Question (corrected)
I managed to prove:
$$ f(z) \sim \left\{ \begin{array}{ll} - \ln |z| \int_0^{\frac{-N}{\ln|z|}} e^{-\frac{1}{|y|}} dy & |z|<< 1 \\ ? & |z| \approx 1 \\ ?? & |z|\gg 1 \\ \end{array} \right. $$
Where, $$ f(z) = z+ z^\frac{1}{2}+ z^\frac{1}{3}+ z^\frac{1}{4} +\dots + z^\frac{1}{N}$$
However, I do not have a asymptotic expression as $|z| \to 1$ or $|z| \to \infty$. Can someone provide that expressions as well?
Background
Consider the complex function:
$$ f(z) = z+ z^\frac{1}{2}+ z^\frac{1}{3}+ z^\frac{1}{4} +\dots + z^\frac{1}{N}$$
Let, us write $z= r e^{i \theta}$ where $1>> r > 0$.

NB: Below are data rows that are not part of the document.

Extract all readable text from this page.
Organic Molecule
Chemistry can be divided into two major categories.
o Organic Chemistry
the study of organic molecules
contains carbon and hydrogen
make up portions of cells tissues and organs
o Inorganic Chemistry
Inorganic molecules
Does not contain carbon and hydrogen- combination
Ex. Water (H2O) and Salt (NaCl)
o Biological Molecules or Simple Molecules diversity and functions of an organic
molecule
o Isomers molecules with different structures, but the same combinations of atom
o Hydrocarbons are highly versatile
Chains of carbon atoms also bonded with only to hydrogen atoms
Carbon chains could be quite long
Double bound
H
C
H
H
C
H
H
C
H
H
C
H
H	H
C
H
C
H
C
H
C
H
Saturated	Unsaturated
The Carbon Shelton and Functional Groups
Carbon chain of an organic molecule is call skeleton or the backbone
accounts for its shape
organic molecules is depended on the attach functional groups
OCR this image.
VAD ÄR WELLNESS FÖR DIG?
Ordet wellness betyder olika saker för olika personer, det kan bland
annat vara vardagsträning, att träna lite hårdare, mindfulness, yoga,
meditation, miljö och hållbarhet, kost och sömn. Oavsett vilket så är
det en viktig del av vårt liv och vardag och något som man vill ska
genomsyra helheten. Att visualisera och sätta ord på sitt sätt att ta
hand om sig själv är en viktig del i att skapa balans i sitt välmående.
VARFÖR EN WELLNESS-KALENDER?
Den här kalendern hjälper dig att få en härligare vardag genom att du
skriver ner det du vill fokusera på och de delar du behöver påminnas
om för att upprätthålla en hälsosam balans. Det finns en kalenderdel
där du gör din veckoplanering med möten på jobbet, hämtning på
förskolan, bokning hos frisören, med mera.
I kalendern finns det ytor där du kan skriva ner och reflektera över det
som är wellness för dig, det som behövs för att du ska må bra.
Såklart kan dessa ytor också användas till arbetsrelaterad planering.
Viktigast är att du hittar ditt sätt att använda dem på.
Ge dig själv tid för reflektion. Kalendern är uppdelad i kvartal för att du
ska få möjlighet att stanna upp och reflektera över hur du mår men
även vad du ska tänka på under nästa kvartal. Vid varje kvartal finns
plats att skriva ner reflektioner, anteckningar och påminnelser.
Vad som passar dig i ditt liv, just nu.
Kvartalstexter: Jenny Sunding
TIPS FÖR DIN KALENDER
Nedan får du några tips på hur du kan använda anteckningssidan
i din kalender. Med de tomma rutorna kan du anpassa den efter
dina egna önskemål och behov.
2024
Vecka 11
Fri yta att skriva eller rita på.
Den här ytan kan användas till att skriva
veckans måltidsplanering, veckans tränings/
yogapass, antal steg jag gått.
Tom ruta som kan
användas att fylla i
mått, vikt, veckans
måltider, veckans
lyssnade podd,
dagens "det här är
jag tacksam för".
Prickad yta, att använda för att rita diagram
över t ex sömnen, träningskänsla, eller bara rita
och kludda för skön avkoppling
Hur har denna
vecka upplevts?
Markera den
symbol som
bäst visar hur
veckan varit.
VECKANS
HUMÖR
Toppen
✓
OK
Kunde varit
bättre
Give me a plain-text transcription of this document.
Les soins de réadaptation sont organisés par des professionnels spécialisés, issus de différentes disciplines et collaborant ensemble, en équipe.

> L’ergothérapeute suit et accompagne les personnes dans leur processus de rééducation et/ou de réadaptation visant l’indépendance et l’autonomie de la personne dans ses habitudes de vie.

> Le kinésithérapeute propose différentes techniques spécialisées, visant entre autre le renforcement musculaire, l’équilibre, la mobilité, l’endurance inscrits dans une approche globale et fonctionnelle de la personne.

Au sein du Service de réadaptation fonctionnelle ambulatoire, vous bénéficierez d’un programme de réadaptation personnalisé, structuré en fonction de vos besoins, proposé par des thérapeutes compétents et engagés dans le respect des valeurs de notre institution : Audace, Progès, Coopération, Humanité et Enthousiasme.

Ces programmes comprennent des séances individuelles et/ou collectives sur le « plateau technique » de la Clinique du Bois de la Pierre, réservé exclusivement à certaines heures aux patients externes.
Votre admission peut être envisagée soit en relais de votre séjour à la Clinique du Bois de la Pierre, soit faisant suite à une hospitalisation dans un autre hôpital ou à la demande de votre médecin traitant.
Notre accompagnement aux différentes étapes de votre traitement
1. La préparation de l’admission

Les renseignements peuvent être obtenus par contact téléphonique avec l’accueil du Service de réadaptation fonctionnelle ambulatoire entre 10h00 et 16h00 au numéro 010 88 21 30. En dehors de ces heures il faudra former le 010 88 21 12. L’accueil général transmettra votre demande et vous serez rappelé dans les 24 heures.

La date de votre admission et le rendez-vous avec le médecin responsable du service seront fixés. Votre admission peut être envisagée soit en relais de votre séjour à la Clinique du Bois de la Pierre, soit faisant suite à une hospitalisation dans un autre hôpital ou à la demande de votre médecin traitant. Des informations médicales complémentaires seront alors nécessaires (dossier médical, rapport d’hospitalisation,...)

$$ f(r e^{i \theta}) = r e^{i \theta}+ r^{1/2}e^{i \theta/2} + \dots +r^{1/n}e^{i \theta/n}$$
Consider, the function with $f(x) = e^\frac{-1}{|x|}$ and the integral:
$$ \int_{0}^{N \epsilon} f(y) dy = \lim_{\epsilon \to 0,N \to \infty} \Big(f(\epsilon) +f(2 \epsilon) + \dots + f(N\epsilon) \Big)\epsilon$$
with $N \epsilon = b$. We modify our considerations and use$^\ast$:
$$ \lim_{\epsilon \to 0,N \to \infty} \sum_{r=1}^{N} a_r f(r\epsilon) \epsilon = \lim_{s\to 1} \frac{1}{\zeta(s)} \times \sum_{r=1}^\infty \frac{a_r}{r^s} \int_0^{N\epsilon} f(y) dy$$
Choosing $a_r= e^{i\theta /r}$ and replacing $\epsilon = \frac{-1}{\ln \delta}$
$$ \lim_{\delta \to 0,N \to \infty} \Big(f(\frac{-1}{\ln \delta})e^{i \theta} + f(\frac{-2}{\ln \delta})e^{i\theta /2} + \dots + f(\frac{-N}{\ln\delta})e^{i \theta/N} \Big) \frac{-1}{{\ln\delta}} = \underbrace{\lim_{s\to 1} \frac{1}{\zeta(s)} \times\sum_{r=1}^\infty \frac{e^{i\theta /r}}{r^s}}_{=1} \int_{0}^{- \frac{N}{\ln \delta}} e^\frac{-1}{|y|} dy$$
Substituting with $f$, using asymptotics and solving the limit using this:
$$ \delta e^{i \theta} + \delta^{1/2} e^{i \theta/2} + \dots + \delta^{1/N} e^{i \theta/N} \sim - \ln \delta \int_0^{\frac{-N}{\ln \delta}} e^{-\frac{1}{|y|}} dy $$
$^\ast$We split into real and imaginary parts to apply the formula.